Денщик пек блины на кухне, и оттуда доносился аромат поджаренного сала и свежего теста. Руди поглядывал на кухню и потирал руки в предвкушении необыкновенного завтрака.

На Руди одобрительно смотрели со степы девицы, дородная немка с тройным подбородком и сам доктор Геббельс.
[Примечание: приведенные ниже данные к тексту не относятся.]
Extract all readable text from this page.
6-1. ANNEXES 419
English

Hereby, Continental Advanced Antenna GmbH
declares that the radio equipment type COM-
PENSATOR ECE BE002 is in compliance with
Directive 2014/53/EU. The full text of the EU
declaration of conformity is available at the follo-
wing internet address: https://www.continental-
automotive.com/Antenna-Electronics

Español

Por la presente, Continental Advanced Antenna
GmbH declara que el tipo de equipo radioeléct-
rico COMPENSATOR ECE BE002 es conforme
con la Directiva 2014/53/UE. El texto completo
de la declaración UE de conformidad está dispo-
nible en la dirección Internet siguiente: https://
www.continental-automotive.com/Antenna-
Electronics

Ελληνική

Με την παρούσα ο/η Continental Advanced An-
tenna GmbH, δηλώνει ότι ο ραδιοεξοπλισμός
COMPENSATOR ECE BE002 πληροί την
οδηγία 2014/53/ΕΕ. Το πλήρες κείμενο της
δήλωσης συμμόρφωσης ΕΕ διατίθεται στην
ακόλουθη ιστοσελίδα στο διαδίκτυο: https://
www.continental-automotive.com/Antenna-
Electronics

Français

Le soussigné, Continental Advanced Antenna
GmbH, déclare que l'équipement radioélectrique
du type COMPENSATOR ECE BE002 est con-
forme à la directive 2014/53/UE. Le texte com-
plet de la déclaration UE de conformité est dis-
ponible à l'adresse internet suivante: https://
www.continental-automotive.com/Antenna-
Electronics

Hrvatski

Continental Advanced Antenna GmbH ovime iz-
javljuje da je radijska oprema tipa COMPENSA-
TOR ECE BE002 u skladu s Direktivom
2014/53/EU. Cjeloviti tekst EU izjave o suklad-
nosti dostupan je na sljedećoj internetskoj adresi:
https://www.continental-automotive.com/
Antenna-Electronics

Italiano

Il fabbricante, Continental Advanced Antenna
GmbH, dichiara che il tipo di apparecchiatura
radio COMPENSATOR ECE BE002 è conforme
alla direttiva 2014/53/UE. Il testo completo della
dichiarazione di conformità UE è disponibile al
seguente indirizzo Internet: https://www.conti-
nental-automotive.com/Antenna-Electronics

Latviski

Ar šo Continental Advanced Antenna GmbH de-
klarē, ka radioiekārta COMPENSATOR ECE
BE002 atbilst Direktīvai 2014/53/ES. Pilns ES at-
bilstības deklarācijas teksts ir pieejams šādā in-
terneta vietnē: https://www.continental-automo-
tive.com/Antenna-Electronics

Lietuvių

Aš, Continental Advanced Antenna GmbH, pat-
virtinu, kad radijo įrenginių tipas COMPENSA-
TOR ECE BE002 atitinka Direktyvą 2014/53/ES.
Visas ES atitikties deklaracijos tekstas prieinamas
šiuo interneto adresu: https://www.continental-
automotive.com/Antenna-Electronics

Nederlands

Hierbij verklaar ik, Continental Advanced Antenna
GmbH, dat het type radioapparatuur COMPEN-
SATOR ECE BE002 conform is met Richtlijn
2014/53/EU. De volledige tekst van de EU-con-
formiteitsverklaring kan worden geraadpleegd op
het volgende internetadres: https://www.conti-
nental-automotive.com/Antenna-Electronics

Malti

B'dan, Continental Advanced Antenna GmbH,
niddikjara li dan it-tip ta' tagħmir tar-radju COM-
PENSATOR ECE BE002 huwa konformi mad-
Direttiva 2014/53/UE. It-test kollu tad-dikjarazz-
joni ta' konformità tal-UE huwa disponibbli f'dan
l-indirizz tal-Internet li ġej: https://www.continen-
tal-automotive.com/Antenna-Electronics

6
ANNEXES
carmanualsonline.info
Гитлер же с таким восторгом слушал своего воспитанника, что, казалось, вылезал из чугунной рамки, шевеля черными усиками: «Молодец, Руди! Нагоняй на них страху…»

Слушать немца становилось невыносимо, но и уходить было страшно. Женщина не чаяла, когда отпустит ее «лектор». Но тот, словно нарочно, поднимал палец кверху, чтобы фрау сидела спокойно и слушала.

— Русский народ, будучи завоеванным, только выиграет, ибо озарится светом великой германской культуры… Что же касается фрау, то она будет в прямом выигрыше, так как он, Руди, получив имение в России, возьмет ее к себе. И фрау научится вести хозяйство на высшем немецком уровне.

7

Пока немец разговаривал с Марией, бабушка Аграфена сидела в своей полутемной спаленке и грустно смотрела в окно на низкие облака, тревожно летящие над городом. Сколько она прожила на свете, никогда не думала, что враг может явиться к ней в дом. Но так случилось: враг пришел и творит беззаконие…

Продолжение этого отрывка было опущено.